En concreto, el Consejo Nacional Electoral (CNE) ha organizado, por una parte, una consulta mediante la que se pretende autorizar la convocatoria de una Asamblea Constituyente, mientras que por la otra tiene previsto preguntar por la instalación de bases militares extranjeras en el Ecuador, la supresión de la financiación estatal de los partidos políticos y la reducción del número de asambleístas en el Poder Legislativo.

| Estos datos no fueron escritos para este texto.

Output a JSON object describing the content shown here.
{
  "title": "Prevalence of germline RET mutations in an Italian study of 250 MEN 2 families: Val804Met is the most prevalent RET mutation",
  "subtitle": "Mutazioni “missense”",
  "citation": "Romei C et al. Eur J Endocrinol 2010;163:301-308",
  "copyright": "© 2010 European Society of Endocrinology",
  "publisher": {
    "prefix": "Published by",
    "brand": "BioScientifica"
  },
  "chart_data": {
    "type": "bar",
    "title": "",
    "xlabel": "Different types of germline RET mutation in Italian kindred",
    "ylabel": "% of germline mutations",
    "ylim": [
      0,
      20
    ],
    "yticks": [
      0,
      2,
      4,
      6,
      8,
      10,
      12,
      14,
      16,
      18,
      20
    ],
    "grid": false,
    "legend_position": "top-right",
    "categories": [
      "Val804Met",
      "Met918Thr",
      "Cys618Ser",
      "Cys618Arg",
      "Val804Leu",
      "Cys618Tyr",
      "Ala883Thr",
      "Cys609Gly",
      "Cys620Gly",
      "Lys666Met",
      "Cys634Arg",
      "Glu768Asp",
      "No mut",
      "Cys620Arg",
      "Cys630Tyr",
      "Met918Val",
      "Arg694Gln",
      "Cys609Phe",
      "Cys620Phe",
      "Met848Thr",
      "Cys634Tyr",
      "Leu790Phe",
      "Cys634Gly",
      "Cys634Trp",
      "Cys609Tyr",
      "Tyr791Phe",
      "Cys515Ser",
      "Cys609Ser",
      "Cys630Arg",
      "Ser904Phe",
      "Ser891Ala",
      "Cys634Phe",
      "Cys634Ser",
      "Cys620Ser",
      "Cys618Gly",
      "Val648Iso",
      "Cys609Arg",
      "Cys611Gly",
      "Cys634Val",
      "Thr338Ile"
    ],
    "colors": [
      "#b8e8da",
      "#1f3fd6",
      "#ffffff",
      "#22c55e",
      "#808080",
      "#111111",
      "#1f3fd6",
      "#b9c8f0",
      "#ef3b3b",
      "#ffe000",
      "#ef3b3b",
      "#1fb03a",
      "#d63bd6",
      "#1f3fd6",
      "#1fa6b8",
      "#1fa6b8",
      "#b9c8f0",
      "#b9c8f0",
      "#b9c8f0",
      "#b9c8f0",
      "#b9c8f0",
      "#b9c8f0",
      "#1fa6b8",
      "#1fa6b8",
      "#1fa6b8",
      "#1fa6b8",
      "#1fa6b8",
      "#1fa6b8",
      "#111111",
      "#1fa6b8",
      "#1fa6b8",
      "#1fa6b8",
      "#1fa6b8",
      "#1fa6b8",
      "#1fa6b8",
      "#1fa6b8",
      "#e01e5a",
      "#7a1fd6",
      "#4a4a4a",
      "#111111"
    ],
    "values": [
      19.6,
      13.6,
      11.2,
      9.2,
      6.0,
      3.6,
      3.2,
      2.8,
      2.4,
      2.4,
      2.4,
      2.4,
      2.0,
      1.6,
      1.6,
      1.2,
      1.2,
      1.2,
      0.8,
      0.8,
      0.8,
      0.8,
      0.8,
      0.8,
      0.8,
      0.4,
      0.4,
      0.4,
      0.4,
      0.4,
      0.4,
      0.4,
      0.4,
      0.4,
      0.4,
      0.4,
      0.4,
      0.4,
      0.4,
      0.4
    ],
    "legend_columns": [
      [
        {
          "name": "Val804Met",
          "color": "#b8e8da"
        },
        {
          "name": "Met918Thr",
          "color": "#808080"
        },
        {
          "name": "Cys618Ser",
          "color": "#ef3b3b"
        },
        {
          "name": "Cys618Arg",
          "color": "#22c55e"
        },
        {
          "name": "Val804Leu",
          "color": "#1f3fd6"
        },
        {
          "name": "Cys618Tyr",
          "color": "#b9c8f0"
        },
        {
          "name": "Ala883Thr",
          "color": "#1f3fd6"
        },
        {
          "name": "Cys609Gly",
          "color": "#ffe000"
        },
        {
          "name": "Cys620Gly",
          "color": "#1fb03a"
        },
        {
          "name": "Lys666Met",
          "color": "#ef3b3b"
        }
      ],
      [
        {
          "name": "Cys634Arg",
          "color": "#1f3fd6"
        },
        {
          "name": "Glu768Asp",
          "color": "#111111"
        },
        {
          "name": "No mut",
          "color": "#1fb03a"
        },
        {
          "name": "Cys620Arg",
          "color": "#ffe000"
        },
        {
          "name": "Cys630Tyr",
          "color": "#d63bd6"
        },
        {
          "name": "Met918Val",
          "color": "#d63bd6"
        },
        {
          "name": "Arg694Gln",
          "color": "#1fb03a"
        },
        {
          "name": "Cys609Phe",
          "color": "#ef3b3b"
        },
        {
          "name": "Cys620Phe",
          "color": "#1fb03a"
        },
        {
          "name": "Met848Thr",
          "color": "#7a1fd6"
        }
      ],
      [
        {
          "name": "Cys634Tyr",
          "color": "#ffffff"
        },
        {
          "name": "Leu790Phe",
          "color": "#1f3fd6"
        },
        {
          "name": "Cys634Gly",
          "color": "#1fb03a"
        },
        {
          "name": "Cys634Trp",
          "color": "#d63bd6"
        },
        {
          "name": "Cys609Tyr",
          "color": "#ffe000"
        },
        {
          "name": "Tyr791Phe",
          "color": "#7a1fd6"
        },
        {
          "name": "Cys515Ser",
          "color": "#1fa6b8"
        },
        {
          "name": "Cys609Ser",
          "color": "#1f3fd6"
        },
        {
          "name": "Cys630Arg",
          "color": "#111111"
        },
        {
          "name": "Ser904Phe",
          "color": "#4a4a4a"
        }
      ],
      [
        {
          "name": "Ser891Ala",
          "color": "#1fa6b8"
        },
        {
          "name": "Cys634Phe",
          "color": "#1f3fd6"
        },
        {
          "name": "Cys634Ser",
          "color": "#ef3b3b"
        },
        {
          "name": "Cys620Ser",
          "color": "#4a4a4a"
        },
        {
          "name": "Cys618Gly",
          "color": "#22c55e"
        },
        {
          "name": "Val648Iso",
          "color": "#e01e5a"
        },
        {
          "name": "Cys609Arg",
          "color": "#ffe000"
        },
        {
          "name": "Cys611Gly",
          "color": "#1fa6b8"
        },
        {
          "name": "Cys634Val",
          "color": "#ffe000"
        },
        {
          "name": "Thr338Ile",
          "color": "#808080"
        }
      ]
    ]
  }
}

En este sentido, el presidente Noboa ha asumido personalmente la campaña a favor del «Sí» en todas estas cuestiones, destacando que sólo la aprobación de estos cambios permitirá que el pueda salir adelante en el futuro.
Ecuador atraviesa desde hace meses una profunda crisis de violencia propiciada por los grupos vinculados al narcotráfico, una actividad especialmente activa en la zona costera de la nación hispanoamericana. Dicha circunstancia ha obligado incluso al presidente Noboa a decretar la suspensión de garantías en varias localidades del país para hacer frente al fenómeno.